A symbol of transformation has taken over a brick wall at the South Surrey/White Rock Learning Centre.
Featuring the school’s mascot – a raven – seemingly bursting through the wall, the mural is back-dropped by hues of gold and blue highlighting the White Rock pier, and surrounded by words of inspiration: inspire, respect, create, dream, imagine.
The mural adds warmth to the warehouse-style facility at 2320 King George Blvd. – but it represents so much more, said principal Jim McConnell.
“There’s been thousands and thousands of kids through this school, but there’s no evidence of it,” McConnell said. “In a lot of ways, the learning centre sort of transforms some of these kids’ lives.”
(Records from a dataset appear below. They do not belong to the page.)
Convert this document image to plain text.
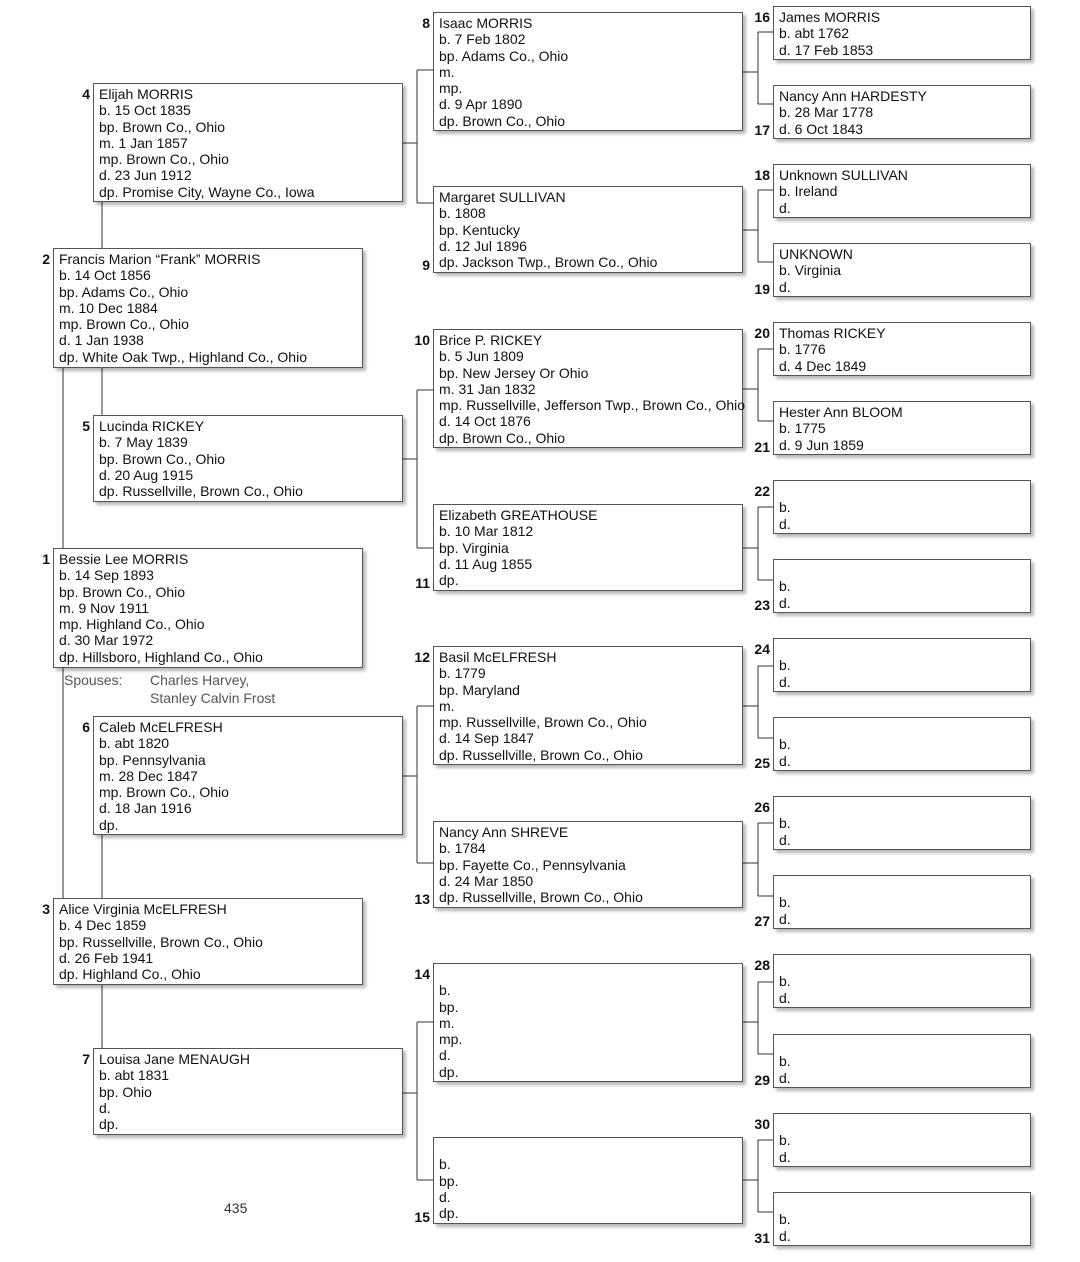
1 Bessie Lee MORRIS
b. 14 Sep 1893
bp. Brown Co., Ohio
m. 9 Nov 1911
mp. Highland Co., Ohio
d. 30 Mar 1972
dp. Hillsboro, Highland Co., Ohio
Spouses: Charles Harvey,
Stanley Calvin Frost
2 Francis Marion “Frank” MORRIS
b. 14 Oct 1856
bp. Adams Co., Ohio
m. 10 Dec 1884
mp. Brown Co., Ohio
d. 1 Jan 1938
dp. White Oak Twp., Highland Co., Ohio
3 Alice Virginia McELFRESH
b. 4 Dec 1859
bp. Russellville, Brown Co., Ohio
d. 26 Feb 1941
dp. Highland Co., Ohio
4 Elijah MORRIS
b. 15 Oct 1835
bp. Brown Co., Ohio
m. 1 Jan 1857
mp. Brown Co., Ohio
d. 23 Jun 1912
dp. Promise City, Wayne Co., Iowa
5 Lucinda RICKEY
b. 7 May 1839
bp. Brown Co., Ohio
d. 20 Aug 1915
dp. Russellville, Brown Co., Ohio
6 Caleb McELFRESH
b. abt 1820
bp. Pennsylvania
m. 28 Dec 1847
mp. Brown Co., Ohio
d. 18 Jan 1916
dp.
7 Louisa Jane MENAUGH
b. abt 1831
bp. Ohio
d.
dp.
8 Isaac MORRIS
b. 7 Feb 1802
bp. Adams Co., Ohio
m.
mp.
d. 9 Apr 1890
dp. Brown Co., Ohio
9
Margaret SULLIVAN
b. 1808
bp. Kentucky
d. 12 Jul 1896
dp. Jackson Twp., Brown Co., Ohio
10 Brice P. RICKEY
b. 5 Jun 1809
bp. New Jersey Or Ohio
m. 31 Jan 1832
mp. Russellville, Jefferson Twp., Brown Co., Ohio
d. 14 Oct 1876
dp. Brown Co., Ohio
11
Elizabeth GREATHOUSE
b. 10 Mar 1812
bp. Virginia
d. 11 Aug 1855
dp.
12 Basil McELFRESH
b. 1779
bp. Maryland
m.
mp. Russellville, Brown Co., Ohio
d. 14 Sep 1847
dp. Russellville, Brown Co., Ohio
13
Nancy Ann SHREVE
b. 1784
bp. Fayette Co., Pennsylvania
d. 24 Mar 1850
dp. Russellville, Brown Co., Ohio
14
b.
bp.
m.
mp.
d.
dp.
15
b.
bp.
d.
dp.
16 James MORRIS
b. abt 1762
d. 17 Feb 1853
17
Nancy Ann HARDESTY
b. 28 Mar 1778
d. 6 Oct 1843
18 Unknown SULLIVAN
b. Ireland
d.
19
UNKNOWN
b. Virginia
d.
20 Thomas RICKEY
b. 1776
d. 4 Dec 1849
21
Hester Ann BLOOM
b. 1775
d. 9 Jun 1859
22
b.
d.
23
b.
d.
24
b.
d.
25
b.
d.
26
b.
d.
27
b.
d.
28
b.
d.
29
b.
d.
30
b.
d.
31
b.
d.
435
In the works for about a year, the mural is the culmination of extensive efforts by students to research, design and create a piece of art that represents their journey through positive transformation and personal growth.
Working with artist Jason Craft, the finished product is “even better” than they envisioned, student Hayleigh Rubens-Augustson said.
“There’s not this big white wall now. It has some beautiful artwork on it,” said Rubens-Augustson, who has her eye focused on a career in art.
“Everyone is so excited. It just looks really great.”
The design process included a mural tour of Vancouver, to collect ideas from how other communities have represented themselves through art. Using Photoshop, students combined photographs and ideas to create a proof of the final product. Craft came in at the design stage to help guide the process, teacher Lisa Patrong Patrong said.
Rubens-Augustson, who turns 18 this month and expects to graduate this year, said many people wrongly believe that learning centres are “for kids who are going nowhere in life.”
“It’s not. There’s so many things you can work for,” she said.
She said Craft offered her the opportunity to help him with another mural, located at a library.
Patrong said the project was an effort to engage the whole school, which currently boasts about 180 students – many of whom arrived at the centre after struggling in the ‘regular’ public school system.
A core group of about 40 students took the project to heart, she said.
“The whole idea for the mural was to make this more of a home, so they all had a sense of belonging… something they were proud of,” Patrong said.
“And you can always make it better, even if you’ve got it.”